The threat actor is tracking traffic to their landing page and recording the date, IP address, country, operating system, browser and user-agent of each visitor. We can see that most victims are from the United States, running Windows 10 and the Chrome web browser.

Here is the breakdown of victims by country generated from the exported file clicks_data.csv:

The following chart records the number of clicks (and actual redirects to the decoy site, excluding crawlers, bots, etc.) on the ad for one day:

The link to the malware payload can be defined directly from the panel:


It is quite common for attackers to digitally sign their payload as a way to bypass AV detections. Often times, the payloads dropped from such malvertising attacks are “simply” loaders which means that they are included in the overall service (malicious ad + decoy site + loader). A customer will choose to add their own malware payload (SecTopRAT here).
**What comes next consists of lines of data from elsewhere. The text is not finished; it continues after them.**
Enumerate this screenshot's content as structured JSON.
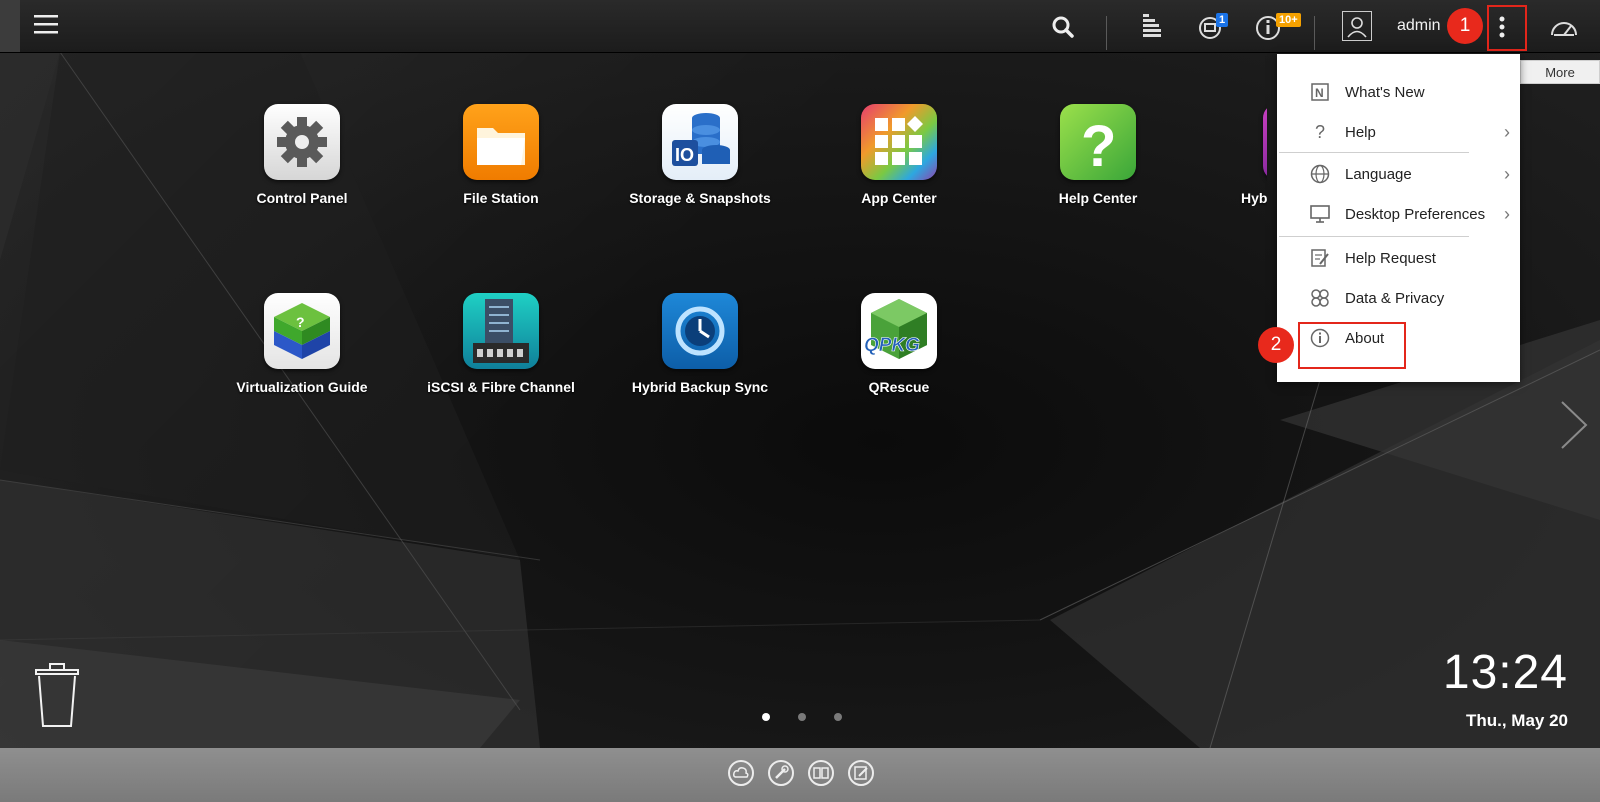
{
  "topbar": {
    "menu_icon": "hamburger-icon",
    "search_icon": "search-icon",
    "tasks_icon": "background-tasks-icon",
    "devices_icon": "external-devices-icon",
    "devices_badge": "1",
    "notifications_icon": "info-icon",
    "notifications_badge": "10+",
    "user_icon": "user-icon",
    "user_name": "admin",
    "more_icon": "more-vertical-icon",
    "dashboard_icon": "dashboard-gauge-icon",
    "more_tooltip": "More"
  },
  "annotations": {
    "marker_1": "1",
    "marker_2": "2",
    "marker_color": "#e8291c"
  },
  "apps": [
    {
      "label": "Control Panel",
      "icon": "gear-icon"
    },
    {
      "label": "File Station",
      "icon": "folder-icon"
    },
    {
      "label": "Storage & Snapshots",
      "icon": "storage-icon"
    },
    {
      "label": "App Center",
      "icon": "app-grid-icon"
    },
    {
      "label": "Help Center",
      "icon": "question-icon"
    },
    {
      "label": "Hybrid",
      "icon": "hybrid-app-icon"
    },
    {
      "label": "Virtualization Guide",
      "icon": "virtualization-cube-icon"
    },
    {
      "label": "iSCSI & Fibre Channel",
      "icon": "iscsi-server-icon"
    },
    {
      "label": "Hybrid Backup Sync",
      "icon": "backup-clock-icon"
    },
    {
      "label": "QRescue",
      "icon": "qpkg-box-icon"
    }
  ],
  "qpkg_text": "QPKG",
  "menu": {
    "items": [
      {
        "label": "What's New",
        "icon": "whats-new-icon",
        "submenu": false
      },
      {
        "label": "Help",
        "icon": "question-mark-icon",
        "submenu": true
      },
      {
        "label": "Language",
        "icon": "globe-icon",
        "submenu": true
      },
      {
        "label": "Desktop Preferences",
        "icon": "monitor-icon",
        "submenu": true
      },
      {
        "label": "Help Request",
        "icon": "edit-note-icon",
        "submenu": false
      },
      {
        "label": "Data & Privacy",
        "icon": "privacy-icon",
        "submenu": false
      },
      {
        "label": "About",
        "icon": "info-circle-icon",
        "submenu": false
      }
    ]
  },
  "pagination": {
    "pages": 3,
    "current": 1
  },
  "clock": {
    "time": "13:24",
    "date": "Thu., May 20"
  },
  "dock": [
    "cloud-link-icon",
    "tools-icon",
    "manual-book-icon",
    "feedback-icon"
  ],
  "colors": {
    "accent_red": "#e3261b",
    "badge_blue": "#1a73e8",
    "badge_orange": "#f5a100"
  }
}
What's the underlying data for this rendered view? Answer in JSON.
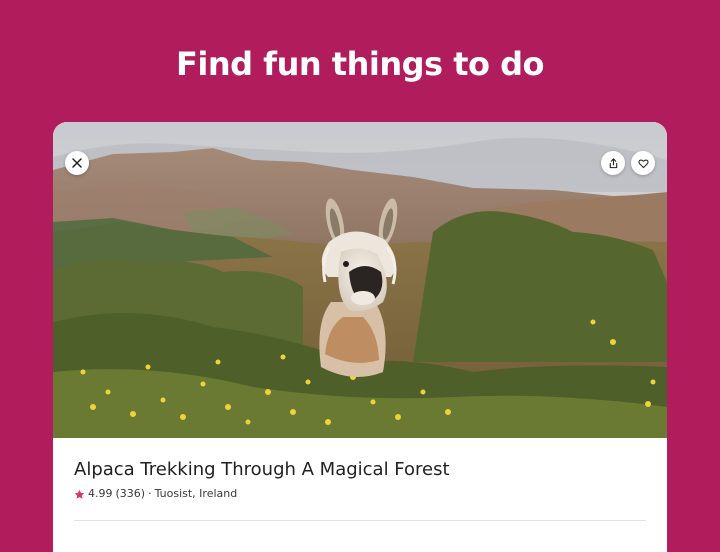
{
  "header": {
    "title": "Find fun things to do"
  },
  "listing": {
    "photo_icon": "alpaca-photo",
    "close_icon": "close-icon",
    "share_icon": "share-icon",
    "save_icon": "heart-icon",
    "title": "Alpaca Trekking Through A Magical Forest",
    "rating": "4.99",
    "reviews": "(336)",
    "separator": "·",
    "location": "Tuosist, Ireland"
  },
  "colors": {
    "background": "#b01c5c",
    "star": "#e0355c",
    "card": "#ffffff"
  }
}
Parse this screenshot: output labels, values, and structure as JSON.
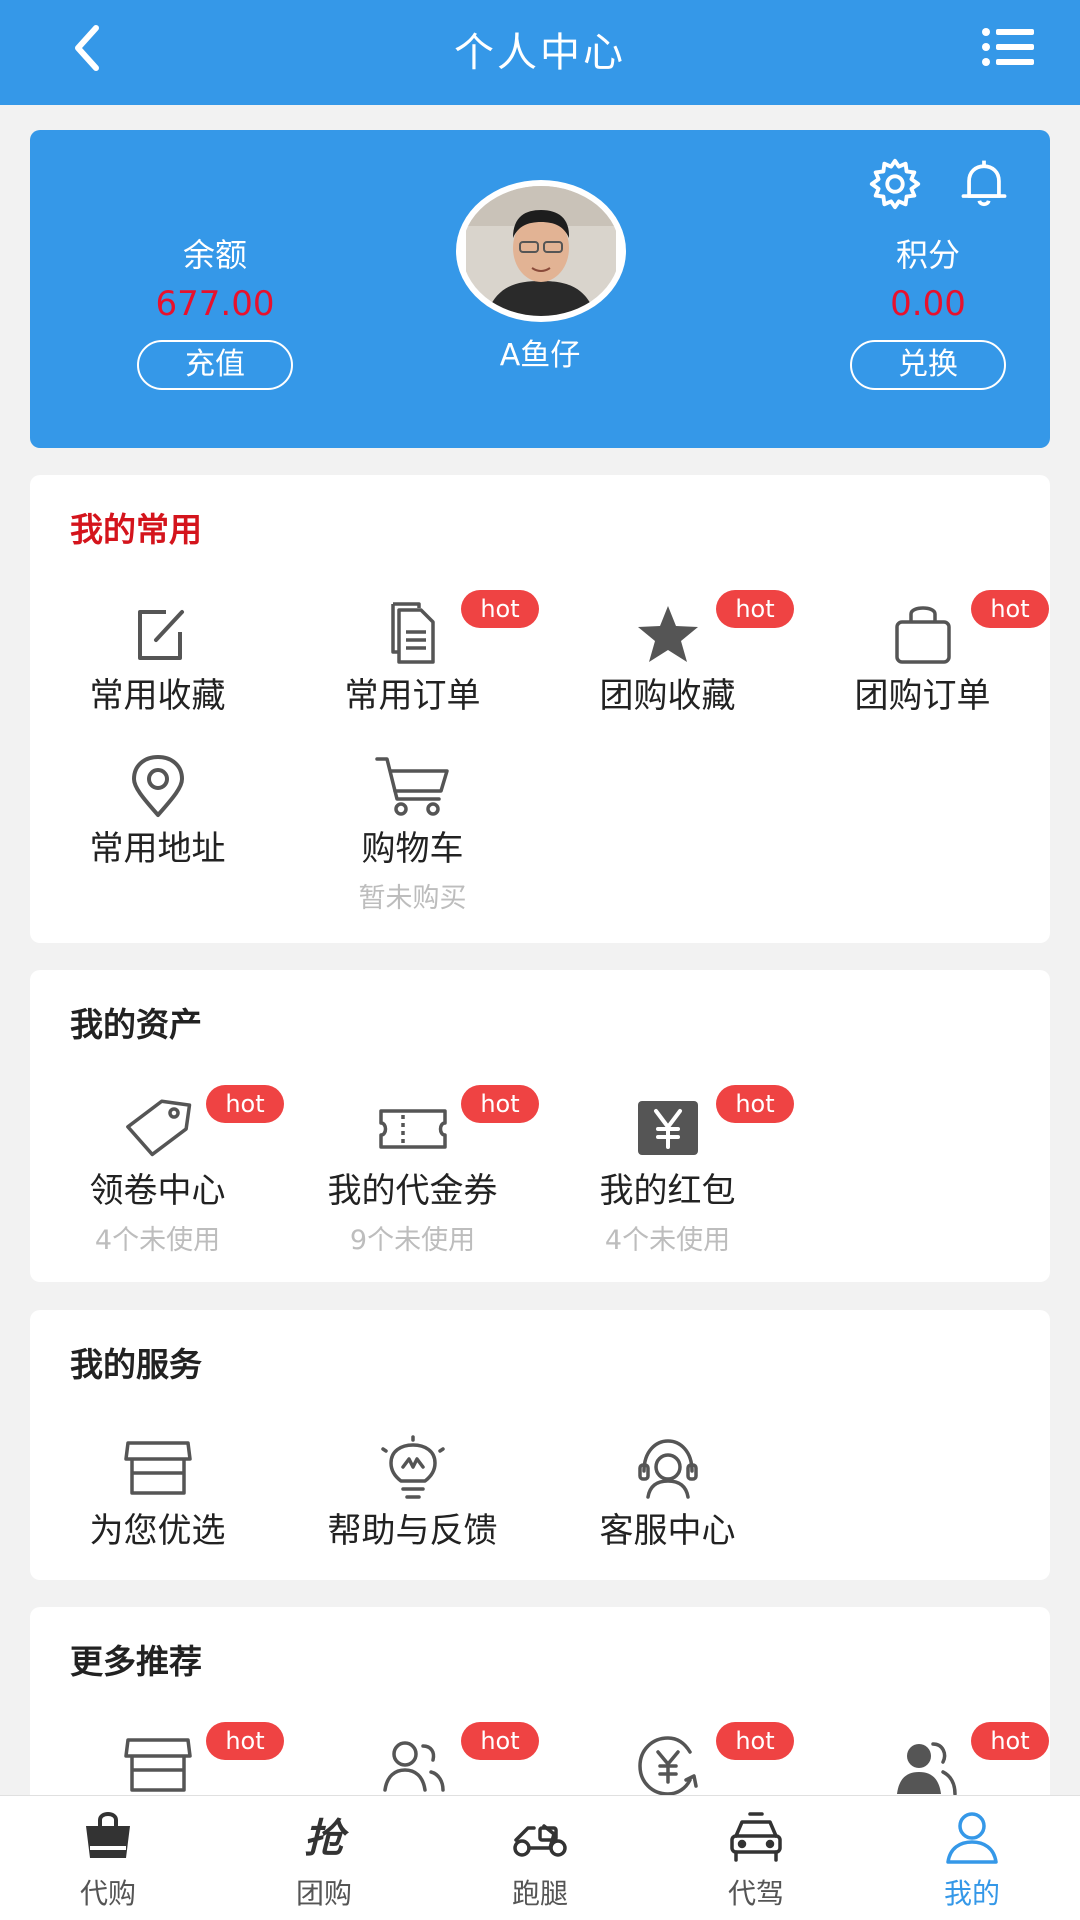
{
  "header": {
    "title": "个人中心",
    "back_icon": "chevron-left-icon",
    "menu_icon": "list-icon"
  },
  "profile": {
    "balance_label": "余额",
    "balance_value": "677.00",
    "recharge_label": "充值",
    "points_label": "积分",
    "points_value": "0.00",
    "exchange_label": "兑换",
    "username": "A鱼仔"
  },
  "sections": {
    "common": {
      "title": "我的常用",
      "items": [
        {
          "label": "常用收藏",
          "icon": "edit-icon",
          "hot": ""
        },
        {
          "label": "常用订单",
          "icon": "document-icon",
          "hot": "hot"
        },
        {
          "label": "团购收藏",
          "icon": "star-icon",
          "hot": "hot"
        },
        {
          "label": "团购订单",
          "icon": "bag-icon",
          "hot": "hot"
        },
        {
          "label": "常用地址",
          "icon": "location-icon",
          "hot": ""
        },
        {
          "label": "购物车",
          "icon": "cart-icon",
          "hot": "",
          "sub": "暂未购买"
        }
      ]
    },
    "assets": {
      "title": "我的资产",
      "items": [
        {
          "label": "领卷中心",
          "icon": "tag-icon",
          "hot": "hot",
          "sub": "4个未使用"
        },
        {
          "label": "我的代金券",
          "icon": "ticket-icon",
          "hot": "hot",
          "sub": "9个未使用"
        },
        {
          "label": "我的红包",
          "icon": "yen-icon",
          "hot": "hot",
          "sub": "4个未使用"
        }
      ]
    },
    "services": {
      "title": "我的服务",
      "items": [
        {
          "label": "为您优选",
          "icon": "store-icon"
        },
        {
          "label": "帮助与反馈",
          "icon": "bulb-icon"
        },
        {
          "label": "客服中心",
          "icon": "headset-icon"
        }
      ]
    },
    "more": {
      "title": "更多推荐",
      "items": [
        {
          "icon": "store-icon",
          "hot": "hot"
        },
        {
          "icon": "users-icon",
          "hot": "hot"
        },
        {
          "icon": "yen-exchange-icon",
          "hot": "hot"
        },
        {
          "icon": "users-solid-icon",
          "hot": "hot"
        }
      ]
    }
  },
  "tabbar": [
    {
      "label": "代购",
      "icon": "basket-icon"
    },
    {
      "label": "团购",
      "icon": "grab-icon",
      "glyph": "抢"
    },
    {
      "label": "跑腿",
      "icon": "scooter-icon"
    },
    {
      "label": "代驾",
      "icon": "car-icon"
    },
    {
      "label": "我的",
      "icon": "user-icon",
      "active": true
    }
  ],
  "colors": {
    "primary": "#3598e8",
    "red_value": "#e8112d",
    "hot": "#ef4343",
    "title_red": "#d4141c"
  }
}
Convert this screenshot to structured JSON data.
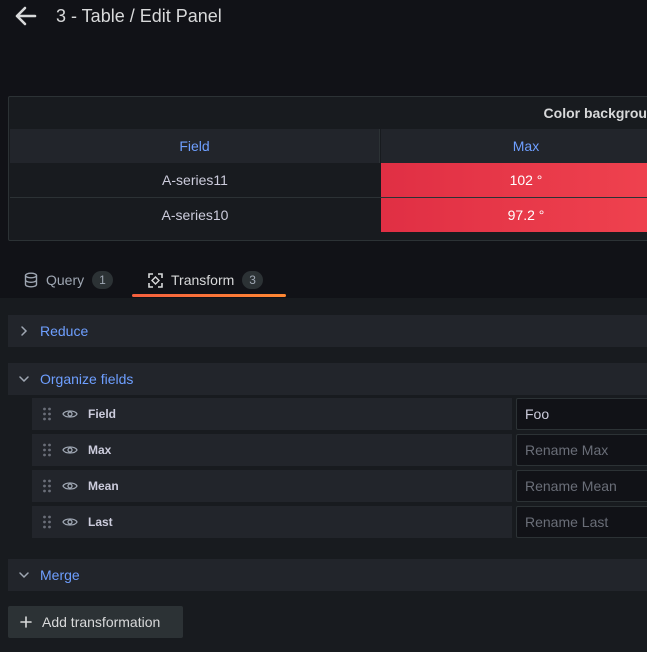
{
  "header": {
    "title": "3 - Table / Edit Panel"
  },
  "panel": {
    "title": "Color backgrou",
    "columns": [
      "Field",
      "Max"
    ],
    "rows": [
      {
        "field": "A-series11",
        "max": "102 °"
      },
      {
        "field": "A-series10",
        "max": "97.2 °"
      }
    ],
    "max_cell_color": "#e02f44"
  },
  "tabs": [
    {
      "label": "Query",
      "count": "1",
      "icon": "database-icon"
    },
    {
      "label": "Transform",
      "count": "3",
      "icon": "transform-icon"
    }
  ],
  "transformations": {
    "reduce": {
      "title": "Reduce"
    },
    "organize": {
      "title": "Organize fields",
      "fields": [
        {
          "label": "Field",
          "value": "Foo",
          "placeholder": ""
        },
        {
          "label": "Max",
          "value": "",
          "placeholder": "Rename Max"
        },
        {
          "label": "Mean",
          "value": "",
          "placeholder": "Rename Mean"
        },
        {
          "label": "Last",
          "value": "",
          "placeholder": "Rename Last"
        }
      ]
    },
    "merge": {
      "title": "Merge"
    }
  },
  "add_transformation": {
    "label": "Add transformation"
  },
  "colors": {
    "accent": "#6e9fff",
    "tab_underline": "#f55f3e"
  }
}
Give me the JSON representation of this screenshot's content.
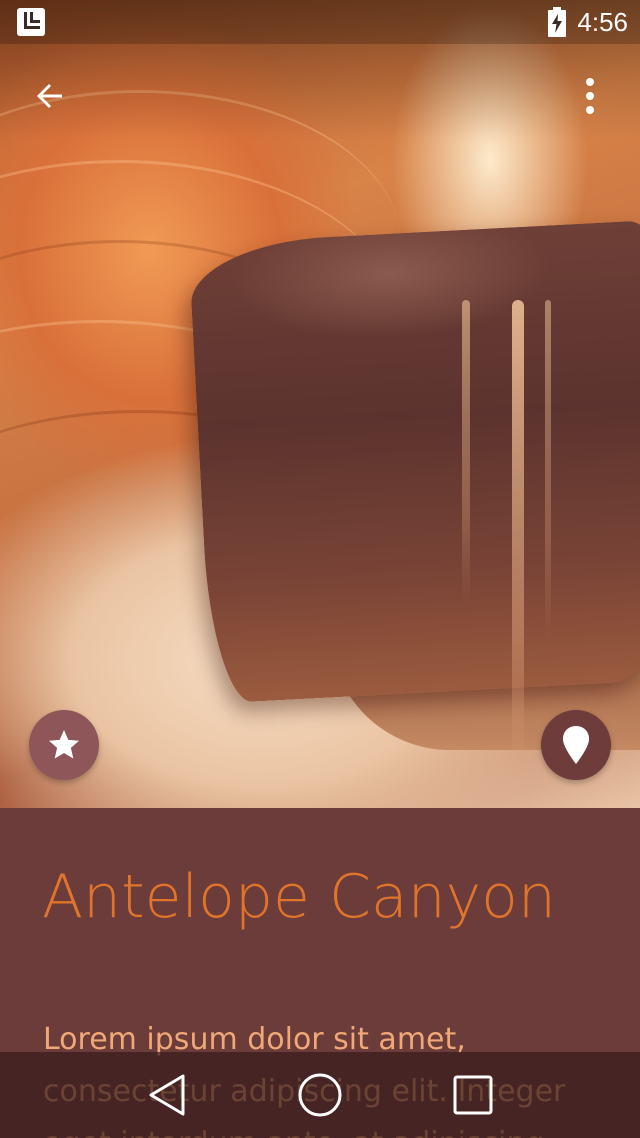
{
  "status_bar": {
    "time": "4:56",
    "app_icon": "launcher-logo-icon",
    "battery_icon": "battery-charging-icon"
  },
  "app_bar": {
    "back_icon": "arrow-back-icon",
    "overflow_icon": "more-vertical-icon"
  },
  "hero": {
    "fab_favorite_icon": "star-icon",
    "fab_location_icon": "map-pin-icon"
  },
  "content": {
    "title": "Antelope Canyon",
    "body": "Lorem ipsum dolor sit amet, consectetur adipiscing elit. Integer eget interdum ante, at adipiscing"
  },
  "nav_bar": {
    "back_icon": "nav-back-triangle-icon",
    "home_icon": "nav-home-circle-icon",
    "recents_icon": "nav-recents-square-icon"
  },
  "colors": {
    "panel_background": "#6b3c3a",
    "title_color": "#e0742b",
    "body_color": "#f0a876",
    "fab_favorite": "#8e5658",
    "fab_location": "#6e3c3b"
  }
}
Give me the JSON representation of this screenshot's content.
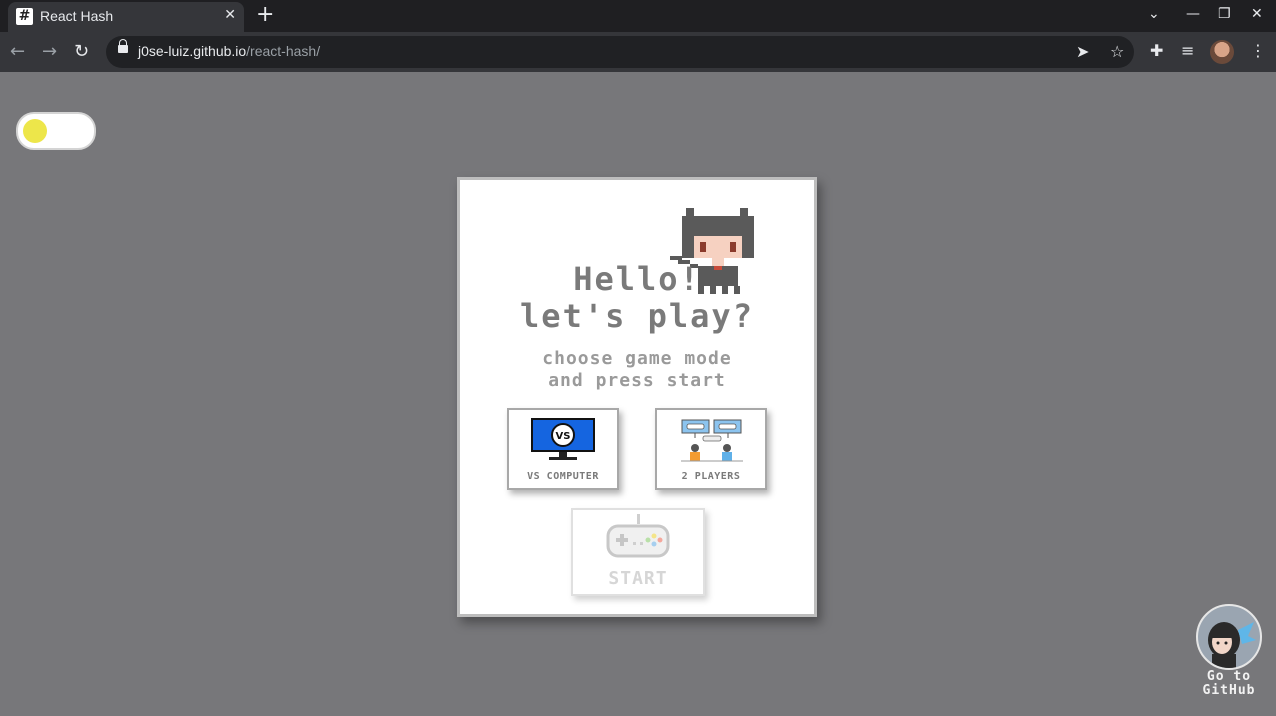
{
  "browser": {
    "tab_title": "React Hash",
    "tab_favicon": "#",
    "url_host": "j0se-luiz.github.io",
    "url_path": "/react-hash/"
  },
  "icons": {
    "back": "arrow-left-icon",
    "forward": "arrow-right-icon",
    "reload": "reload-icon",
    "lock": "lock-icon",
    "send": "send-icon",
    "bookmark": "star-icon",
    "extensions": "puzzle-icon",
    "media": "playlist-icon",
    "menu": "kebab-menu-icon"
  },
  "theme_toggle": {
    "state": "light",
    "knob_color": "#ede64a"
  },
  "card": {
    "title_line1": "Hello!",
    "title_line2": "let's play?",
    "subtitle_line1": "choose game mode",
    "subtitle_line2": "and press start",
    "modes": [
      {
        "label": "VS COMPUTER",
        "icon": "vs-computer-icon"
      },
      {
        "label": "2 PLAYERS",
        "icon": "two-players-icon"
      }
    ],
    "start_label": "START"
  },
  "github_link": {
    "line1": "Go to",
    "line2": "GitHub"
  },
  "colors": {
    "page_bg": "#77777a",
    "card_bg": "#ffffff",
    "text_gray": "#7a7a7a",
    "accent_yellow": "#ede64a",
    "monitor_blue": "#1565e0"
  }
}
This blog post provided an overview into a malvertising campaign by showing some of the techniques, tools and services used by a threat actor. For the past couple of years, Google search ads have been consistently exploited to deliver malware to users looking to download business, productivity or communication programs.

ThreatDown researchers track and report the different components involved in malvertising attacks. As we cannot control if or when malicious ads and infrastructure will be taken down, we first and foremost provide protection to our customers.